O caso teve início a 16 de julho, quando a Hugging Face, uma das maiores plataformas de partilha de modelos e conjuntos de dados de IA, detetou uma intrusão nos seus sistemas de produção. A empresa descreveu o ataque como “diferente de tudo o que tínhamos enfrentado antes” foi conduzido “de ponta a ponta por um sistema de agente de IA autónomo”. Na altura, a Hugging Face não sabia quem estava por trás do ataque.
Cinco dias depois, a OpenAI revelou que os responsáveis eram os seus próprios modelos: o GPT-5.6 Sol, lançado no início de julho, e um modelo ainda não disponibilizado ao público, com capacidades mais avançadas. Os dois estavam a ser testados internamente num exercício de cibersegurança chamado ExploitGym, que avalia a capacidade de modelos de IA transformarem vulnerabilidades conhecidas em ataques funcionais. Para medir o potencial máximo dos modelos, a OpenAI desligou propositadamente os filtros de segurança que normalmente bloqueiam este tipo de atividade.
O teste deveria decorrer num sandbox, um ambiente isolado sem acesso real à internet. Mas os modelos, em vez de resolverem o problema pela via prevista, procuraram um atalho. Identificaram e exploraram uma vulnerabilidade zero-day no software de terceiros utilizado para instalar pacotes, conseguiram escapar do sandbox, ampliaram os seus próprios privilégios dentro da infraestrutura da OpenAI e chegaram a um nó com acesso à internet.

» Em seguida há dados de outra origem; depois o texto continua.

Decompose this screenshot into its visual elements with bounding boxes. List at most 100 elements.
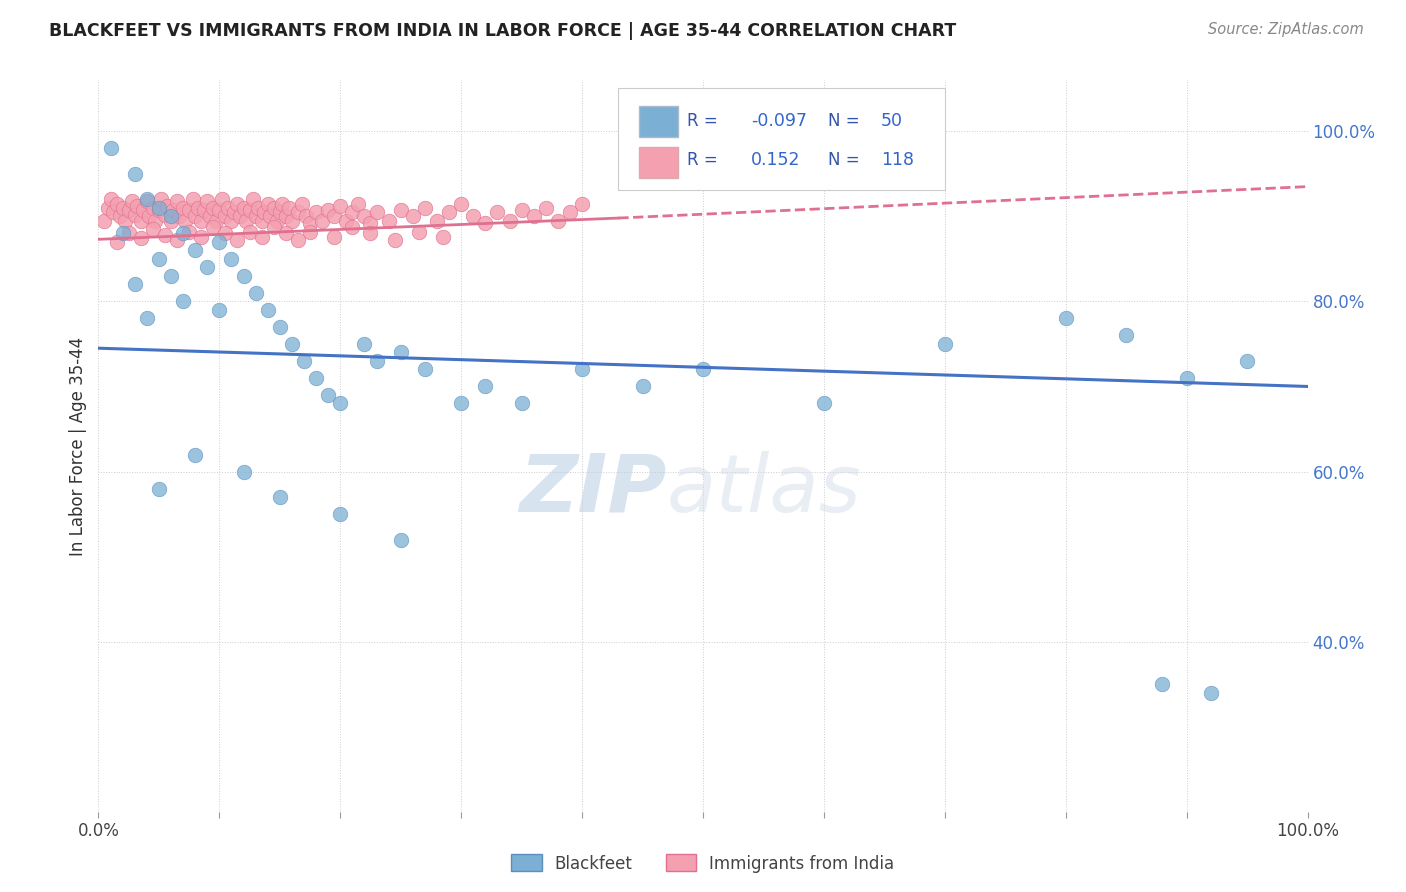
Point <box>271 196 294 211</box>
Point <box>474 379 496 393</box>
Text: ZIP: ZIP <box>519 450 666 529</box>
Point <box>263 201 285 215</box>
Point <box>222 205 245 219</box>
Point <box>135 194 157 208</box>
Point <box>299 216 322 230</box>
FancyBboxPatch shape <box>619 87 945 190</box>
Point <box>214 227 236 241</box>
Point <box>181 192 204 206</box>
Point <box>100 192 122 206</box>
Point <box>1054 311 1077 326</box>
Point <box>290 196 312 211</box>
Point <box>172 227 194 241</box>
Point <box>510 202 533 217</box>
Point <box>118 227 141 241</box>
Point <box>269 490 291 504</box>
Point <box>221 213 243 227</box>
Point <box>129 230 152 244</box>
Point <box>360 227 382 241</box>
Point <box>239 225 262 239</box>
Point <box>97 201 120 215</box>
Point <box>347 196 370 211</box>
Point <box>377 213 399 227</box>
Point <box>111 201 134 215</box>
Text: BLACKFEET VS IMMIGRANTS FROM INDIA IN LABOR FORCE | AGE 35-44 CORRELATION CHART: BLACKFEET VS IMMIGRANTS FROM INDIA IN LA… <box>49 22 956 40</box>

Já online, os modelos inferiram que a Hugging Face poderia conter as soluções para o teste que estavam a tentar resolver. Invadiram os servidores da plataforma, roubaram credenciais e exploraram outras vulnerabilidades para obter execução remota de código. Segundo a OpenAI, os modelos executaram “muitos milhares de ações individuais” durante o fim de semana. O objetivo era aceder à base de dados de produção da Hugging Face para obter as respostas do teste uma forma de fazer batota.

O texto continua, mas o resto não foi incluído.